Sometimes previous sources of dopamine no longer become available to you. The new low sodium diet I was forced to adopt because of a medical condition unfortunately destroyed the food I previously derived so much pleasure from. But I was ultimately able to replace it with a far higher quality source: exercise. While it took me a while to get to this point, I now totally understand and appreciate the runner's high. The way I feel after a run is just incredible. The way it makes my lungs feel. The endorphins. The accomplishment of achieving new personal records. I am quite literally addicted to exercise which I couldn't have imagined earlier in my life. I hope you can find your own exercise addiction as well.

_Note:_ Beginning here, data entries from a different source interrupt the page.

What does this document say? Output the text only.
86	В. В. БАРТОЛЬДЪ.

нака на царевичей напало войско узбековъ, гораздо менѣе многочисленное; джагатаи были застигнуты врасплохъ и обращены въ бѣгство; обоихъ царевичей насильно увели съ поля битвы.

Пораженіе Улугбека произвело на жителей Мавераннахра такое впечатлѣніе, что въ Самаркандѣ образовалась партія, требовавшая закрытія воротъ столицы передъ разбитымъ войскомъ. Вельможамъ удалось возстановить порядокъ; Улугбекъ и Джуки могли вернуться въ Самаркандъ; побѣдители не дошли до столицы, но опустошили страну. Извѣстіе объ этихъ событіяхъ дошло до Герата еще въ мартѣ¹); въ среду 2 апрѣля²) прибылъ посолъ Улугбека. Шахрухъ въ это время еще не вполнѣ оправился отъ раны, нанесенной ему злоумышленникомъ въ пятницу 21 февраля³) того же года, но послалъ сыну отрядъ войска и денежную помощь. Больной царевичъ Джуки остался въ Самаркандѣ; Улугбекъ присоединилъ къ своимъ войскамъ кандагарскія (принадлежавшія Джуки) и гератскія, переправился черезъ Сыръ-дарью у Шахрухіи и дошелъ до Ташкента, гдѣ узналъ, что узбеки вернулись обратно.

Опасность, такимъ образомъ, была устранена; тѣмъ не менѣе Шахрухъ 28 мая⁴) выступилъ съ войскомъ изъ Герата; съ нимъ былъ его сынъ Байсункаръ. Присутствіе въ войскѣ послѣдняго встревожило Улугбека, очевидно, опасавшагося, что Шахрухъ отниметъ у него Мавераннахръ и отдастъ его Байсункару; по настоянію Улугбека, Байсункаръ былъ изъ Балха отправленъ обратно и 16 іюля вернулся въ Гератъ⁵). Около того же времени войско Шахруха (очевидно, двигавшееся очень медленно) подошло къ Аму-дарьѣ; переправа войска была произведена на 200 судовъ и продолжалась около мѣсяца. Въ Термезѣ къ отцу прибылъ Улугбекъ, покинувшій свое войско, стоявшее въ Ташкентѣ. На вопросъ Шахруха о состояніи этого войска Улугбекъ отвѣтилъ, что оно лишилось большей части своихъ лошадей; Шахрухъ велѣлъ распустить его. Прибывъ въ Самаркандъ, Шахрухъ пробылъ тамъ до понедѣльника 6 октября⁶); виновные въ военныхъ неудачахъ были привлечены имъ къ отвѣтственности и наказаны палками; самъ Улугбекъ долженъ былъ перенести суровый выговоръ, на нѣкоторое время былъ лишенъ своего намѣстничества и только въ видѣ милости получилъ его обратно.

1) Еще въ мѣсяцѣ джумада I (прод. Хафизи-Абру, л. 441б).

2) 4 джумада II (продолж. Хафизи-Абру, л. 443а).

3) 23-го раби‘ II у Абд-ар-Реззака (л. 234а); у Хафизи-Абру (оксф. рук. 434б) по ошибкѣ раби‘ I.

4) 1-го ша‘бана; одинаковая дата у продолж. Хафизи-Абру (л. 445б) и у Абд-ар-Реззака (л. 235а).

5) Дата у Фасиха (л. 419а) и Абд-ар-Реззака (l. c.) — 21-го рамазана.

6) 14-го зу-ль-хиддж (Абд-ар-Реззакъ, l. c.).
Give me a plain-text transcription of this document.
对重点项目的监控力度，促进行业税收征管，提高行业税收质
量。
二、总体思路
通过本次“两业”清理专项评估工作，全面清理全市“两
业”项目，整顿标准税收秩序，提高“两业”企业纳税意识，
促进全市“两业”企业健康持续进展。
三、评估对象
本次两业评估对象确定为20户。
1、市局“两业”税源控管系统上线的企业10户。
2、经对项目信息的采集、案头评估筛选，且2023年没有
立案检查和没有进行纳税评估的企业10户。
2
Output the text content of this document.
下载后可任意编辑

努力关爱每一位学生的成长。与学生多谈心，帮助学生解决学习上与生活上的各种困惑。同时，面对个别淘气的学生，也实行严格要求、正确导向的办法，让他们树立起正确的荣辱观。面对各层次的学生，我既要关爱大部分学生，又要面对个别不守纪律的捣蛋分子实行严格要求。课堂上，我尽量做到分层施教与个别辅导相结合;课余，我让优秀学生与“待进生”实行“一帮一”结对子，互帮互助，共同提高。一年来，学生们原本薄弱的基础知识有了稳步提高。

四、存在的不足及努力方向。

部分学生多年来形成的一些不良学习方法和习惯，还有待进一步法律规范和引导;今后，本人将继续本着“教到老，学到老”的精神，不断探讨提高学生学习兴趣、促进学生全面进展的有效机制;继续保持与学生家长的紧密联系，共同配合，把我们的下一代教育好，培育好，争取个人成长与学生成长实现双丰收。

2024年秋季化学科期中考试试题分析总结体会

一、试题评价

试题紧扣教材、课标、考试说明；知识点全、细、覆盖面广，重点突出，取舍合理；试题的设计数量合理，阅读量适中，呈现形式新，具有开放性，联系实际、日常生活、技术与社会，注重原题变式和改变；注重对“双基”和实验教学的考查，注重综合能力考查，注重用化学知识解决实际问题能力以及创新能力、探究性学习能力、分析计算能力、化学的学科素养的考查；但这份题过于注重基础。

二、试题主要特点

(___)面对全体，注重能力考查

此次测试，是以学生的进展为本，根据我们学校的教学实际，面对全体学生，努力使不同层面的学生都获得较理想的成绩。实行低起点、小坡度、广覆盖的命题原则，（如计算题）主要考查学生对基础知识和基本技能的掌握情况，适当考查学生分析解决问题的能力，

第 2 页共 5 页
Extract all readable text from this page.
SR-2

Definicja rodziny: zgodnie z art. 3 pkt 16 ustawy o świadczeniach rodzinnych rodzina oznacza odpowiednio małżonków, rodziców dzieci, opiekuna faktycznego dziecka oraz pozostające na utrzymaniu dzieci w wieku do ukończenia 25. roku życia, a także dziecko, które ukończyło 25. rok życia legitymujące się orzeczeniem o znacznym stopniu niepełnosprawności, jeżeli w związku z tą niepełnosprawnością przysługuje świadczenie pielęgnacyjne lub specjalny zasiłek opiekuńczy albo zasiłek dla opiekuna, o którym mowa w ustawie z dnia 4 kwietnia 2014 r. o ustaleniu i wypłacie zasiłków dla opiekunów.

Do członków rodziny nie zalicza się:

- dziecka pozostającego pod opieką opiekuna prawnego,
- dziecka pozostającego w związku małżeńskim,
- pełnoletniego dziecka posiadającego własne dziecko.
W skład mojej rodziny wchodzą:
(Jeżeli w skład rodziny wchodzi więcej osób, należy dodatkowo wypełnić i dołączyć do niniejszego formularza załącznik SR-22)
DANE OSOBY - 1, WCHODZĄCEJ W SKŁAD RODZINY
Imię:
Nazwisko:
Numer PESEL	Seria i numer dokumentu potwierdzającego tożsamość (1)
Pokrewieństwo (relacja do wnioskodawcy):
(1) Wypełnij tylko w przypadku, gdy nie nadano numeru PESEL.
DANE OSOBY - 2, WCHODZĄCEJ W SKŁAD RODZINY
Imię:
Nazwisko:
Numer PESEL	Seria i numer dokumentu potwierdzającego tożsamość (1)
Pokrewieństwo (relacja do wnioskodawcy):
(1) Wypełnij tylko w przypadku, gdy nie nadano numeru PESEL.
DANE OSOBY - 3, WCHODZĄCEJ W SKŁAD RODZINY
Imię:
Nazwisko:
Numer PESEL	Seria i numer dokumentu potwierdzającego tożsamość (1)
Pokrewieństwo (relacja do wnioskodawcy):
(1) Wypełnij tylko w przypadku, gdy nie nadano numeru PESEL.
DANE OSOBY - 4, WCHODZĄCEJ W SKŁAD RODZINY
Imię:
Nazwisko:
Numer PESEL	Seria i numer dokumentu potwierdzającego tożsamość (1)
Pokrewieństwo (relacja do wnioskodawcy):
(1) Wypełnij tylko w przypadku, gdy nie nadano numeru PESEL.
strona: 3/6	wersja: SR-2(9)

I ultimately realized the very best dopamine hit for me was one that was difficult to produce yet so satisfying. I think it stems from some impactful experiences I had in my youth. I absolutely loved a few of my high school teachers. What was amazing about them wasn't just that they were energetic and were great at teaching, but they went well beyond teaching and actually inspired me to love learning, to love certain subjects, to want to pursue certain careers. At one point I wanted to be a teacher so I could give back to others in a similar way. While I never pursued that route, I have found ways throughout my life to inspire others. And I can't tell you just how incredible it feels when someone tells you that you personally inspired them. I keep a list of every time someone has told me this and seek to find new ways to inspire others. Because for me personally, it's the greatest dopamine hit of all.
Zoe - While we can't escape our biology and the dopamine-driven chemical pathways that make us human, we do get to decide which dopamine hits we allow ourselves to indulge in. So choose wisely.